Your rights in relation to your personal data
You have the right to ask us for a copy of your personal data; to correct, delete or restrict (stop any active) processing of your personal data; and to obtain the personal data you provide to us for a contract or with your consent in a structured, machine readable format, and to ask us to share (port) this data to another controller.
If you believe that any information we are holding on you is incorrect or incomplete, please contact us as soon as possible, using the same email address. We will promptly correct any information found to be incorrect.
In addition, you can object to the processing of your personal data in some circumstances (in particular, where we don’t have to process the data to meet a contractual or other legal requirement, or where we are using the data for direct marketing). If you wish us to cease processing of your data, we will remove any data we hold for you unless it is needed to comply with legal or statutory requirements, or we have a legitimate interest in retaining the data (for example because we have no other contact within your organisation). In this case we will only retain any data needed to comply with that requirement. If you wish us to cease sending emails to you, or remove your details from our records, please contact us or use the unsubscribe link in the latest email sent to you.

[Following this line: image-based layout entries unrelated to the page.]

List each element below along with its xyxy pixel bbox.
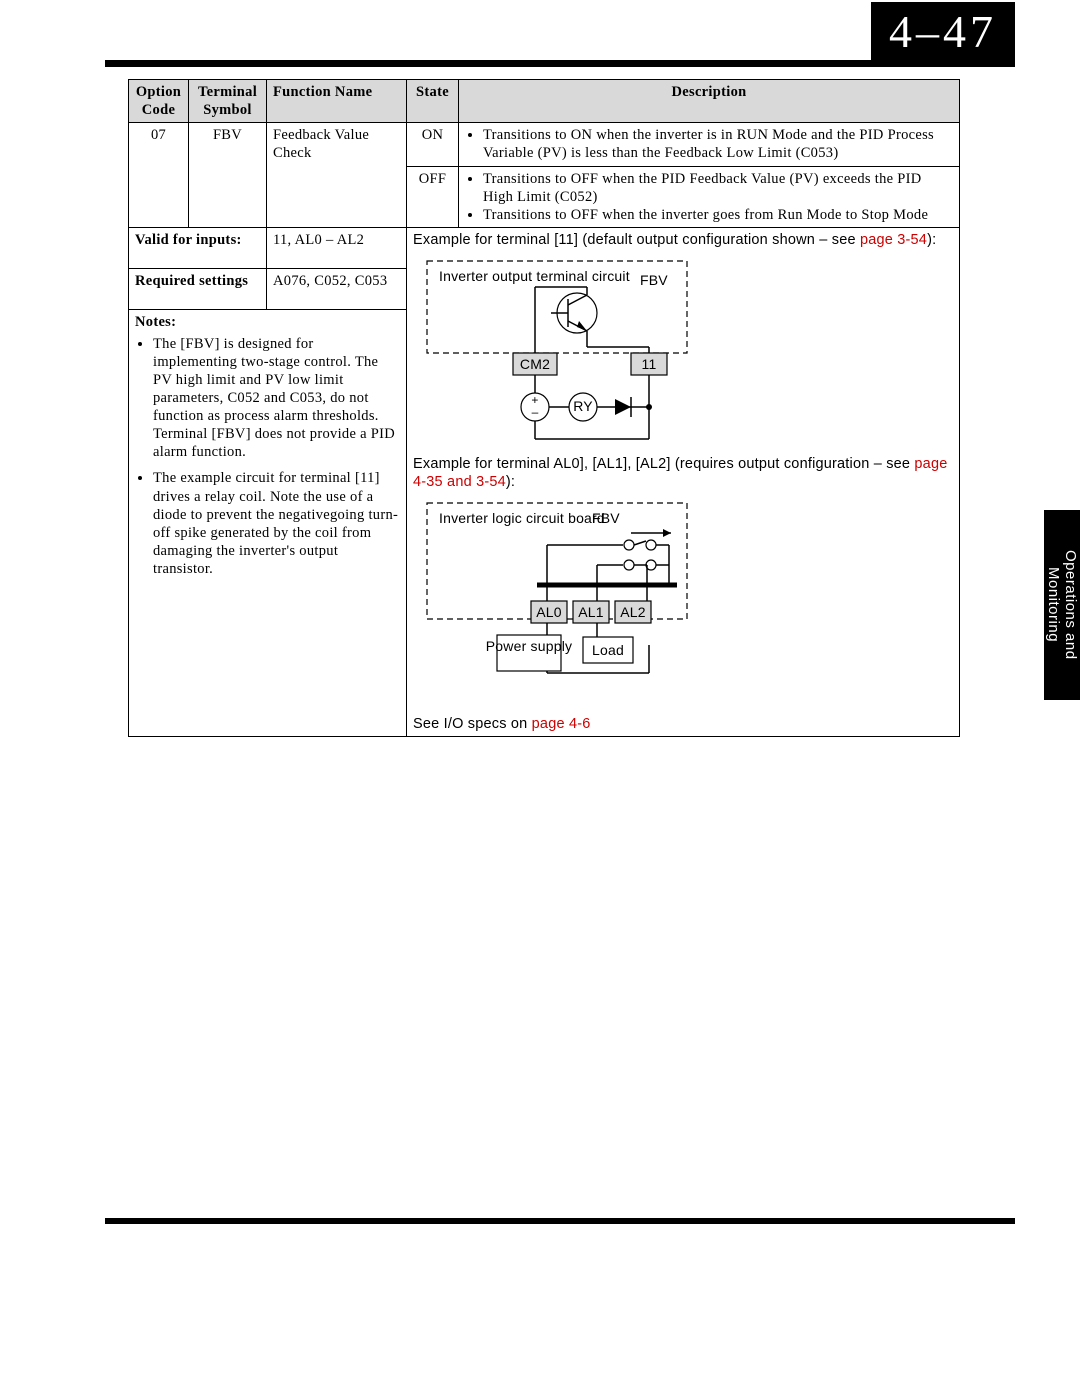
label-fbv2: FBV — [592, 510, 620, 526]
desc-bullet: Transitions to OFF when the PID Feedback… — [483, 170, 953, 206]
cell-desc-on: Transitions to ON when the inverter is i… — [459, 123, 960, 166]
label-al0: AL0 — [536, 604, 562, 620]
th-state: State — [407, 80, 459, 123]
label-11: 11 — [642, 356, 657, 372]
section-tab: Operations and Monitoring — [1044, 510, 1080, 700]
page-link[interactable]: page 3-54 — [860, 232, 927, 248]
cell-terminal: FBV — [189, 123, 267, 228]
content-area: Option Code Terminal Symbol Function Nam… — [128, 79, 960, 737]
th-terminal: Terminal Symbol — [189, 80, 267, 123]
top-rule — [105, 60, 1015, 67]
label-load: Load — [592, 642, 624, 658]
table-header-row: Option Code Terminal Symbol Function Nam… — [129, 80, 960, 123]
cell-option-code: 07 — [129, 123, 189, 228]
cell-state-off: OFF — [407, 166, 459, 227]
page-number-badge: 4–47 — [871, 2, 1015, 66]
diagram-terminal-11: Inverter output terminal circuit FBV — [417, 255, 747, 445]
table-row: Valid for inputs: 11, AL0 – AL2 Example … — [129, 227, 960, 268]
table-row: 07 FBV Feedback Value Check ON Transitio… — [129, 123, 960, 166]
manual-page: 4–47 Operations and Monitoring Option Co… — [0, 0, 1080, 1397]
label-board: Inverter logic circuit board — [439, 510, 605, 526]
label-cm2: CM2 — [520, 356, 550, 372]
diagram-al-terminals: Inverter logic circuit board FBV — [417, 497, 747, 707]
th-option-code: Option Code — [129, 80, 189, 123]
cell-desc-off: Transitions to OFF when the PID Feedback… — [459, 166, 960, 227]
svg-text:–: – — [532, 405, 539, 419]
th-description: Description — [459, 80, 960, 123]
bottom-rule — [105, 1218, 1015, 1224]
example2-caption: Example for terminal AL0], [AL1], [AL2] … — [413, 455, 953, 491]
cell-notes: Notes: The [FBV] is designed for impleme… — [129, 310, 407, 737]
example1-caption: Example for terminal [11] (default outpu… — [413, 231, 953, 249]
label-al1: AL1 — [578, 604, 604, 620]
page-link[interactable]: page 4-6 — [532, 716, 591, 732]
cell-valid-label: Valid for inputs: — [129, 227, 267, 268]
cell-function: Feedback Value Check — [267, 123, 407, 228]
desc-bullet: Transitions to ON when the inverter is i… — [483, 126, 953, 162]
cell-required-label: Required settings — [129, 269, 267, 310]
svg-text:Power supply: Power supply — [486, 638, 572, 654]
label-fbv: FBV — [640, 272, 668, 288]
cell-state-on: ON — [407, 123, 459, 166]
cell-examples: Example for terminal [11] (default outpu… — [407, 227, 960, 737]
cell-valid-value: 11, AL0 – AL2 — [267, 227, 407, 268]
desc-bullet: Transitions to OFF when the inverter goe… — [483, 206, 953, 224]
note-bullet: The [FBV] is designed for implementing t… — [153, 335, 400, 462]
section-tab-label: Operations and Monitoring — [1045, 550, 1079, 660]
label-al2: AL2 — [620, 604, 646, 620]
notes-label: Notes: — [135, 314, 176, 330]
label-ry: RY — [573, 398, 593, 414]
io-specs-note: See I/O specs on page 4-6 — [413, 715, 953, 733]
cell-required-value: A076, C052, C053 — [267, 269, 407, 310]
note-bullet: The example circuit for terminal [11] dr… — [153, 469, 400, 578]
spec-table: Option Code Terminal Symbol Function Nam… — [128, 79, 960, 737]
label-circuit: Inverter output terminal circuit — [439, 268, 630, 284]
th-function: Function Name — [267, 80, 407, 123]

These rights may be limited, for example if fulfilling your request would reveal personal data about another person, or if you ask us to delete information which we are required by law to keep or have compelling legitimate interests in keeping it. Relevant exemptions are included in both the GDPR and in the Data Protection Act 2018. We will inform you of relevant exemptions we rely upon when responding to any request you make.
To exercise any of these rights, please contact us at [email protected]. You can also get in touch with us by writing to Polaris, New London House, 6 London Street, London EC3 7LP. If you have unresolved concerns, you have the right to complain to an EU data protection authority where you live, work or where you believe a breach may have occurred. This is likely to be the Information Commissioner’s Office in the UK.